Михаил искоса глянул на свою забинтованную ногу, вздохнул, нахмурился.
— Драпали фрицы? — не унимался Гриша.
— Кто побыстрее…
— А кто нет?
— Ну, тот землю нашу ест… Мы их в гости не звали… Вот и «угощаем» тех, незваных…
А он, Гриша, «угощает»? Наверное, да. Пусть не пулями, но кое-чем «угощает». Например, вот сейчас он выполняет боевое задание… И Грише хочется рассказать об этом родному лесу, хотя бы вон тем славным липам-сёстрам. Выросли они вшестером из одного корня, выросли, но так и не разошлись, держатся вместе.

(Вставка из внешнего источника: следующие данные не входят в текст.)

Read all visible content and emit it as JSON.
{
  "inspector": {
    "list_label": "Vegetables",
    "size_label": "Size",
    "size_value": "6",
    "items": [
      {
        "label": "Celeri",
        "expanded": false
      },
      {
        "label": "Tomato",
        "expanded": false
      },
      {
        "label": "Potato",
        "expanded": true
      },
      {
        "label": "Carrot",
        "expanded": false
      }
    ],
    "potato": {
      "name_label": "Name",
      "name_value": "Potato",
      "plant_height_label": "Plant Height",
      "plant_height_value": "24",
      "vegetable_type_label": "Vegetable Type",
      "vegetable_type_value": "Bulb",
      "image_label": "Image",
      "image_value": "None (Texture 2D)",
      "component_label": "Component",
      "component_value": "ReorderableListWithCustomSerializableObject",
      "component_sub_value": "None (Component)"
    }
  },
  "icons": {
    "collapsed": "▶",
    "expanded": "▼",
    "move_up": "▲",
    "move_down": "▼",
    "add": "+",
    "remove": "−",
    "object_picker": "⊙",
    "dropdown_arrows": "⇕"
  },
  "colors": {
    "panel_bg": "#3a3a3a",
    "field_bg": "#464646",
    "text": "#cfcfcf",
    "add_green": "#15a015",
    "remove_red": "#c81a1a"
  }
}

Между бронзовыми стволами сосен заблестел холодный плёс Чистого озера. Гриша остановил Серого, пристально осмотрел поляну, прибрежные кусты. Как будто тихо. Но враги могут прятаться и в кустах, и в зарослях лещины… Вот и Серый повернул в ту сторону голову, раздуваются ноздри, прядает ушами… Вдруг ветви раздвинулись. Гриша судорожно дёрнул Швыдака за рукав.